Toutes les catégories de bovins - que ce soit en races allaitantes ou laitières - ont été concernées par une baisse des volumes d’abattage sur un an.
Les prix des bovins bio ont-ils réussi à se maintenir ?
P.S. - Les principaux opérateurs du marché bio font en sorte de maintenir un différentiel de prix, qui peut être de l’ordre de 40 centimes d’euros le kg pour une vache allaitante R = par exemple. Mais il est clair que les écarts tarifaires se sont réduits par rapport aux niveaux actuels pratiqués en conventionnel. Et surtout, les prix payés aux éleveurs bio ne sont pas en phase avec les estimations des coûts de production des bovins bio effectuées par l’Institut de l’élevage.
Comment cette baisse des abattages s’est répercutée au travers des différents circuits de distribution ?
P.S. - Dans les circuits de distribution, l'offre proposée a forcément été moindre. Au rayon libre-service des grandes surfaces, les ventes de viande de bœuf bio (haché et pièces) ont chuté de 21 %. Les professionnels relèvent par ailleurs des difficultés à valoriser une partie des pièces dites nobles, notamment en boucheries artisanales, en raison du déséquilibre matière créé par la demande importante de viande hachée de la part du consommateur.
Pour inciter à un retour du consommateur vers les viandes bio, la filière a renforcé ses actions de communication, notamment au travers de la campagne #Bioreflexe, en réaffirmant les garanties qu’apporte le cahier des charges bio sur la protection de l’environnement, la biodiversité, la qualité de l’eau et sur le bien-être animal. Les opérateurs bio se mobilisent aussi pour que les viandes bio soient davantage remises en avant dans les linéaires des supermarchés, qui captent la majorité des volumes.
Mais nous comptons aussi sur le soutien de l’État pour surmonter les difficultés. De réelles marges de manœuvre ont notamment été identifié en restauration collective, où la part du bio cale autour de 6 %, bien loin donc de l’objectif minimal de 20 % fixé par la loi Alimentation en 2022. Si les engagements étaient tenus à ce niveau-là, une partie des producteurs bio seraient déjà grandement soulagés.

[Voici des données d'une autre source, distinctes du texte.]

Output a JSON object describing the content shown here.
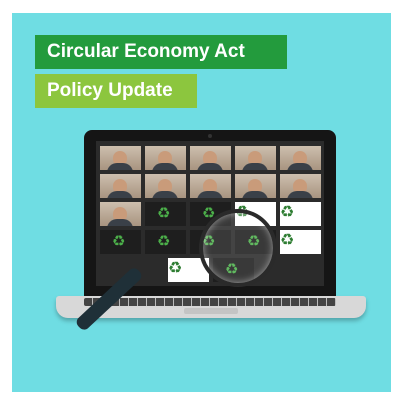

La réduction de présentation des viandes bios dans les linéaires accentue cette tendance à la déconsommation
La crise que traverse le secteur a-t-elle eu des répercussions sur les dynamiques de conversion ?
P.S. - En bovins allaitants, le solde entre entrants et sortants reste encore positif mais nous observons un net ralentissement par rapport aux années précédentes. Il y a cinq ans, nous comptions 350 à 450 conversions supplémentaires chaque année alors qu’aujourd’hui, sur les premiers mois de l’année 2023, nous devrions avoir une cinquantaine de conversions en plus. En bovins laitiers, la courbe de conversion est sur la pente négative (une centaine de producteurs laitiers en moins dans les premiers chiffres sortis, qui restent à consolider par l’Agence Bio).

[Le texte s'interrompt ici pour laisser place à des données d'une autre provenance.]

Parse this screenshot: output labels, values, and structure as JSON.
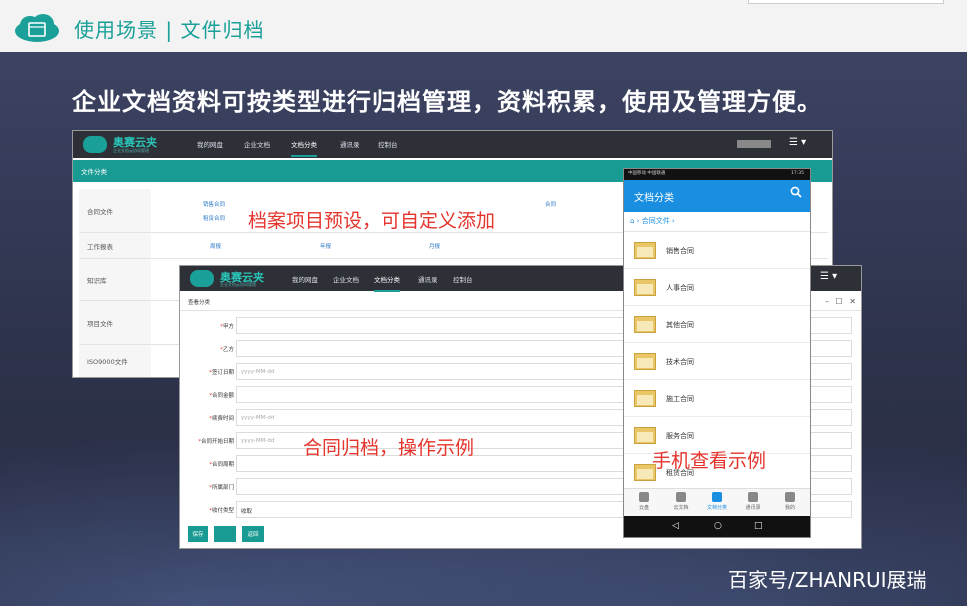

Cette dynamique rompue est un signal fort, après plus de vingt ans de croissance quasi-discontinue. Et alors que rien ne laisse présager un retour à une dynamique positive, nous ne sommes pas à l’abri de chiffres bien plus inquiétants d’ici les trois prochaines années, temps nécessaire pour qu’un projet de conversion se mette en route chez les éleveurs motivés.
En bovins allaitants, le solde entre entrants et sortants reste encore positif mais traduit un réel coup de frein dans la dynamique des conversions
Les éleveurs de bovins allaitants bio ont-ils pu bénéficier des aides d’urgence débloquées par l’État cette année ?

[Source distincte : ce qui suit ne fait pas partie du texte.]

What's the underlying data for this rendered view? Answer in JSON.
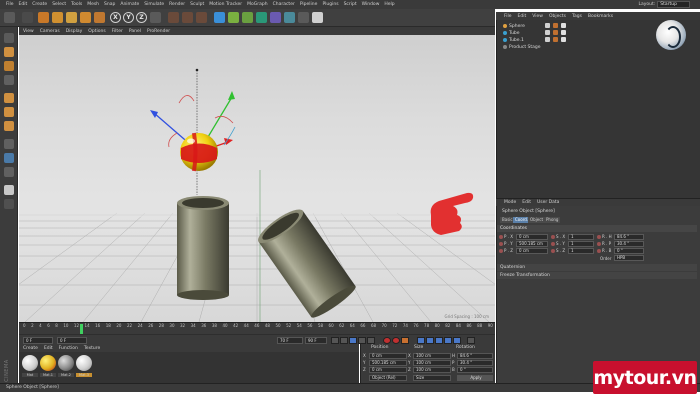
{
  "menubar": {
    "items": [
      "File",
      "Edit",
      "Create",
      "Select",
      "Tools",
      "Mesh",
      "Snap",
      "Animate",
      "Simulate",
      "Render",
      "Sculpt",
      "Motion Tracker",
      "MoGraph",
      "Character",
      "Pipeline",
      "Plugins",
      "Script",
      "Window",
      "Help"
    ],
    "layout_label": "Layout:",
    "layout_value": "Startup"
  },
  "toolbar": {
    "axis_x": "X",
    "axis_y": "Y",
    "axis_z": "Z"
  },
  "viewport": {
    "menu": [
      "View",
      "Cameras",
      "Display",
      "Options",
      "Filter",
      "Panel",
      "ProRender"
    ],
    "grid_spacing": "Grid Spacing : 100 cm"
  },
  "timeline": {
    "ticks": [
      "0",
      "2",
      "4",
      "6",
      "8",
      "10",
      "12",
      "14",
      "16",
      "18",
      "20",
      "22",
      "24",
      "26",
      "28",
      "30",
      "32",
      "34",
      "36",
      "38",
      "40",
      "42",
      "44",
      "46",
      "48",
      "50",
      "52",
      "54",
      "56",
      "58",
      "60",
      "62",
      "64",
      "66",
      "68",
      "70",
      "72",
      "74",
      "76",
      "78",
      "80",
      "82",
      "84",
      "86",
      "88",
      "90"
    ],
    "current_frame": "0 F",
    "start_frame": "0 F",
    "end_frame": "90 F",
    "max_frame": "90 F",
    "preview_max": "70 F"
  },
  "materials": {
    "menu": [
      "Create",
      "Edit",
      "Function",
      "Texture"
    ],
    "items": [
      {
        "label": "Mat",
        "color": "#e8e8e8"
      },
      {
        "label": "Mat.1",
        "color": "#e0b020"
      },
      {
        "label": "Mat.2",
        "color": "#8a8a8a"
      },
      {
        "label": "Mat.3",
        "color": "#d0d0d0"
      }
    ],
    "brand": "MAXON CINEMA 4D"
  },
  "coordinates": {
    "headers": [
      "Position",
      "Size",
      "Rotation"
    ],
    "rows": [
      {
        "axis": "X",
        "pos": "0 cm",
        "size": "100 cm",
        "rot_axis": "H",
        "rot": "84.6 °"
      },
      {
        "axis": "Y",
        "pos": "500.185 cm",
        "size": "100 cm",
        "rot_axis": "P",
        "rot": "30.4 °"
      },
      {
        "axis": "Z",
        "pos": "0 cm",
        "size": "100 cm",
        "rot_axis": "B",
        "rot": "0 °"
      }
    ],
    "mode_left": "Object (Rel)",
    "mode_right": "Size",
    "apply": "Apply"
  },
  "objects": {
    "menu": [
      "File",
      "Edit",
      "View",
      "Objects",
      "Tags",
      "Bookmarks"
    ],
    "items": [
      {
        "name": "Sphere",
        "color": "#e0a040"
      },
      {
        "name": "Tube",
        "color": "#3aa0d0"
      },
      {
        "name": "Tube.1",
        "color": "#3aa0d0"
      },
      {
        "name": "Product Stage",
        "color": "#888888"
      }
    ]
  },
  "attributes": {
    "menu": [
      "Mode",
      "Edit",
      "User Data"
    ],
    "title": "Sphere Object [Sphere]",
    "tabs": [
      "Basic",
      "Coord.",
      "Object",
      "Phong"
    ],
    "active_tab": "Coord.",
    "section": "Coordinates",
    "rows": [
      {
        "p_label": "P . X",
        "p_val": "0 cm",
        "s_label": "S . X",
        "s_val": "1",
        "r_label": "R . H",
        "r_val": "84.6 °"
      },
      {
        "p_label": "P . Y",
        "p_val": "500.185 cm",
        "s_label": "S . Y",
        "s_val": "1",
        "r_label": "R . P",
        "r_val": "30.4 °"
      },
      {
        "p_label": "P . Z",
        "p_val": "0 cm",
        "s_label": "S . Z",
        "s_val": "1",
        "r_label": "R . B",
        "r_val": "0 °"
      }
    ],
    "order_label": "Order",
    "order_value": "HPB",
    "collapsed": [
      "Quaternion",
      "Freeze Transformation"
    ]
  },
  "status": {
    "text": "Sphere Object [Sphere]"
  },
  "watermark": {
    "text": "mytour.vn"
  },
  "colors": {
    "accent_red": "#c8102e",
    "ui_dark": "#3a3a3a",
    "active_tab": "#5a7fa8"
  }
}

P.S. - S’agissant du premier fonds d’urgence de 10 millions d’euros acté en février dernier, la priorité a été donnée au secteur de l’élevage, notamment aux producteurs laitiers très impactés mais les montants distribués ont été minimes. Suivant les régions, ils ont varié de 1 000 à 1 500 euros par exploitation, ce qui couvre à peine le coût de la certification. Concernant la deuxième enveloppe de crise de 60 millions d’euros validée en août, très peu d’éleveurs de bovins viande ont jusqu’ici pu en bénéficier. Les critères d’éligibilité fixés, à la fois sur la perte d’excédent brut d’exploitation (EBE) et de dégradation de la trésorerie, n’étaient pas tangibles. Pour les comptabilités clôturées en 2022, les prix payés sur une partie de l’année 2021 étant encore corrects et plusieurs groupements – OP et coopératives - avaient par ailleurs débloqué des caisses de péréquation pour permettre à leurs adhérents de tenir le choc. L’impact sur l’EBE en parallèle de l’augmentation de la valeur des stocks ont mis la plupart des éleveurs allaitants hors-jeu. Nous attendons dorénavant les exercices comptables sur l’année 2022 pour mesurer pleinement les impacts pour 2023. Nous verrons ce que le gouvernement entend débloquer comme moyens pour combler ces pertes de revenus et contribuer à maintenir les éleveurs bio en place. Il convient de rappeler qu’avec 1,67 million d’ha (+1,5 %) en 2022, les surfaces et cultures fourragères sont les plus représentées. Les élevages de ruminants bio ont donc un vrai impact sur la SAU bio totale en France.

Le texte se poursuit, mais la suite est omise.